I'm sympathetic to your interpretation of Spike's words in Afterlife. However, I see several issues with it that I'd like to suggest.

First, I'm not sure that Buffy's sense of wrongness in S6 was caused by Willow's spell so much as by her removal from heaven. IOW, the spell itself didn't cause Buffy to feel wrong; had the spell removed her from hell she'd have been very grateful. In this sense, the flaw in the resurrection was not the use of magic to accomplish it, but the false pride and abuse of power which allowed the SG to believe it was somehow the right thing to do.
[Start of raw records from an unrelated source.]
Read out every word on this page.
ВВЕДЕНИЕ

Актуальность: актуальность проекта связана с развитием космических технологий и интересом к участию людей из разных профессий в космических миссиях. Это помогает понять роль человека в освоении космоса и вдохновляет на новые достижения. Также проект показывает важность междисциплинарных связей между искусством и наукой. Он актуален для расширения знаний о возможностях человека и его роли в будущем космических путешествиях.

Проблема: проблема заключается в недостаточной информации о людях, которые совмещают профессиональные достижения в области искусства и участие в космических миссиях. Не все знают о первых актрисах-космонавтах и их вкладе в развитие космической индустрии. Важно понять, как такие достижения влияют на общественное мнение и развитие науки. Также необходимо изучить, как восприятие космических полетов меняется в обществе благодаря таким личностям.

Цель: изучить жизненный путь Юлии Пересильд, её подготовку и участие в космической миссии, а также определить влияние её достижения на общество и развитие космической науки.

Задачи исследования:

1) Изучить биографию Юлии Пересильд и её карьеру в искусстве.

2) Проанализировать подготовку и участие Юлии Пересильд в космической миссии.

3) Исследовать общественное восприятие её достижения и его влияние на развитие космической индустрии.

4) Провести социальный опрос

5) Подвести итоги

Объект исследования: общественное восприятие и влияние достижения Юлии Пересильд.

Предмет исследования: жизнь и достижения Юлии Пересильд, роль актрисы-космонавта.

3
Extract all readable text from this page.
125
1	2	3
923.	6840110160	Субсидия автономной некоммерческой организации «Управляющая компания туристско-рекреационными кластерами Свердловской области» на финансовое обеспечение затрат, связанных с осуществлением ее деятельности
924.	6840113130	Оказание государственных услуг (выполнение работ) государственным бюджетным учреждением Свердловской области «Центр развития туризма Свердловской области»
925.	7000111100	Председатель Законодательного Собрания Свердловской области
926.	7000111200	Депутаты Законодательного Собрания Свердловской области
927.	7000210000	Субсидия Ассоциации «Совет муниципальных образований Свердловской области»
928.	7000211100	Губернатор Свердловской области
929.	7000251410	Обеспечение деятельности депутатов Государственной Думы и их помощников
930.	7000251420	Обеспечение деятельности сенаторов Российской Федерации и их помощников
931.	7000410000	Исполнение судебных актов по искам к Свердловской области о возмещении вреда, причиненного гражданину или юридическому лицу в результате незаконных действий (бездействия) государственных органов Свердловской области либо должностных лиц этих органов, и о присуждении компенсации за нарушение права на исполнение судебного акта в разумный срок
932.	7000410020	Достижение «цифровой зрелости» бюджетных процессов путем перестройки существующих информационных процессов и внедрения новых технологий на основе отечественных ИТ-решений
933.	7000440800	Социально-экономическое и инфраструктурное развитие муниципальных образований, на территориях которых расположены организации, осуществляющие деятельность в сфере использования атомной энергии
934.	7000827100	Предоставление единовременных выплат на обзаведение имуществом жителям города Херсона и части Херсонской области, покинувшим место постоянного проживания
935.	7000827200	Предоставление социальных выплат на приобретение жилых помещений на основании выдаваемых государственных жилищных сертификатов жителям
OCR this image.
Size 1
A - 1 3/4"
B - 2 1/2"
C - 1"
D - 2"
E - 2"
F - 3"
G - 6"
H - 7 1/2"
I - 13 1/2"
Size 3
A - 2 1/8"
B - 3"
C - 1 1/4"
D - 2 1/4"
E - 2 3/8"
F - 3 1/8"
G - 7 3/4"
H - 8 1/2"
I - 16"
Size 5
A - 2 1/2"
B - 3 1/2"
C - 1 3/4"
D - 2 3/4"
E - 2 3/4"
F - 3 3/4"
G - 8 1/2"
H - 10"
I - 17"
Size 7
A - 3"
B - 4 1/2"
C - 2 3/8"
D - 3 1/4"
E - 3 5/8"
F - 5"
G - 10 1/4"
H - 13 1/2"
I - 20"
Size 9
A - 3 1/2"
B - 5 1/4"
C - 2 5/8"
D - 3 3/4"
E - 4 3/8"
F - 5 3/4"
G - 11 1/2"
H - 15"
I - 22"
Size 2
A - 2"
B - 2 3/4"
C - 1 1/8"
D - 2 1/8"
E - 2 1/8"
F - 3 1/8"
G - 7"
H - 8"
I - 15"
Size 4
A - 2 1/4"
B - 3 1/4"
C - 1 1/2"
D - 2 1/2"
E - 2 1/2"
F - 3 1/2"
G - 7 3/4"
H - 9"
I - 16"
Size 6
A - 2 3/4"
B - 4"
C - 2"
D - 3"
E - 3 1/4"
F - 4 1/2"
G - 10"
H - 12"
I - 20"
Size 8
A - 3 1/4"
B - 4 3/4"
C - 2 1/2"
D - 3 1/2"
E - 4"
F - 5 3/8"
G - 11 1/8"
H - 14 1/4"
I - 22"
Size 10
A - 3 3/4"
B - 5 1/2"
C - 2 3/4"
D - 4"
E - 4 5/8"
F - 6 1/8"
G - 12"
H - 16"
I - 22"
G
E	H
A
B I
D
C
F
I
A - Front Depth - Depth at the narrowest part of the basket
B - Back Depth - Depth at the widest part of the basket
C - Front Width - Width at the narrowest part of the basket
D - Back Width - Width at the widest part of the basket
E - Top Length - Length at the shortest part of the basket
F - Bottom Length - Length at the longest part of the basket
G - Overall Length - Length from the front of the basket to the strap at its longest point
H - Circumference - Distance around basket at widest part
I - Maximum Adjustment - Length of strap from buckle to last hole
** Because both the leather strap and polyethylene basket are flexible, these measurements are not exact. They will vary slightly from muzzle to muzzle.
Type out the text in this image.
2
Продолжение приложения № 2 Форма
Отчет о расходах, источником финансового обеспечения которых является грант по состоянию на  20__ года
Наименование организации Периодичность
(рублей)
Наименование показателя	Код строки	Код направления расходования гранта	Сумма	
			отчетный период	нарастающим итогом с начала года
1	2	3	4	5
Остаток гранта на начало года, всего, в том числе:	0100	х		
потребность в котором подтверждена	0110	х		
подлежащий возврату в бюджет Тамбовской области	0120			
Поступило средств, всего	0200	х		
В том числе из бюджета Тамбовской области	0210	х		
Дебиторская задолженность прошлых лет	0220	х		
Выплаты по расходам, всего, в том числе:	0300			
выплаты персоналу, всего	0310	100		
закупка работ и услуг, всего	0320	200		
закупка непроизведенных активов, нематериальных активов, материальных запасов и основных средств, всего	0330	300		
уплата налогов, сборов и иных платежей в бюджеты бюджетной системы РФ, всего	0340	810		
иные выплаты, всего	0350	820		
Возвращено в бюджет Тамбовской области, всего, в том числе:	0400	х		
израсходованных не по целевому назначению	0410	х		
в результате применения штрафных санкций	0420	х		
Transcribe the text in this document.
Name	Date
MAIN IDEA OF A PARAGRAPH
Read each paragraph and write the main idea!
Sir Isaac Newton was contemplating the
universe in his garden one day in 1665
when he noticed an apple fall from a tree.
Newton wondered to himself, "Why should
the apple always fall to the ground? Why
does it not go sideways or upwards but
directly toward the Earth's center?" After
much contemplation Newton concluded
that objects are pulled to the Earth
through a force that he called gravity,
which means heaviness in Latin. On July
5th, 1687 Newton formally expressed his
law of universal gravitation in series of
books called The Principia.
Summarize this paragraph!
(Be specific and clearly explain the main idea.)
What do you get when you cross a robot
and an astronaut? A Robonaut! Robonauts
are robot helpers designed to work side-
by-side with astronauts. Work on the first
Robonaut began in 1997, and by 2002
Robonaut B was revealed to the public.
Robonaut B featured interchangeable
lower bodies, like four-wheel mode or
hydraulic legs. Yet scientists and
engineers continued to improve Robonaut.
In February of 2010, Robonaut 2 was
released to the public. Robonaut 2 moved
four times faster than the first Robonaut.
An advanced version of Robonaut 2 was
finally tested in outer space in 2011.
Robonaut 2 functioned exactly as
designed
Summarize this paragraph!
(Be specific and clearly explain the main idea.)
This interpretation, IMO, makes perfect sense if we see Willow's problems in S6 as related to abuse of power -- in any such case, the fundamental problem is hubris; the specific power abused is merely instrumental.

Second, there are still too many counterexamples from S1-5 (and even S7, as you note) to fit this neatly into an overall theme of the show. It's just too ad hoc.

Third, I would quibble with some of your examples from previous seasons as consistent with the revised interpretation. In Dopplegangland, the spell caster was Anya. She intended evil. Willow did go along, but she was deceived into doing so and actually interrupted the spell when she realized it (putting her hand out caused the pixie powder to hit her and thus to return VampWillow instead of the amulet). In Becoming, what Giles actually says to Willow is "W-Willow... channeling... such potent magicks through yourself, it could open a door that you may not be able to close." That's not really the same theme. As I said, these are quibbles.

There certainly was a theme early on that Willow lacked sufficient control over magic, that her spells went awry too often. If you believe you have control but don't, that's dangerous. Willow-afflicted-with-hubris could have been developed out of this, or from other points of departure I've suggested above. Ultimately, I'm not objecting to where they took Willow, but to how they got there.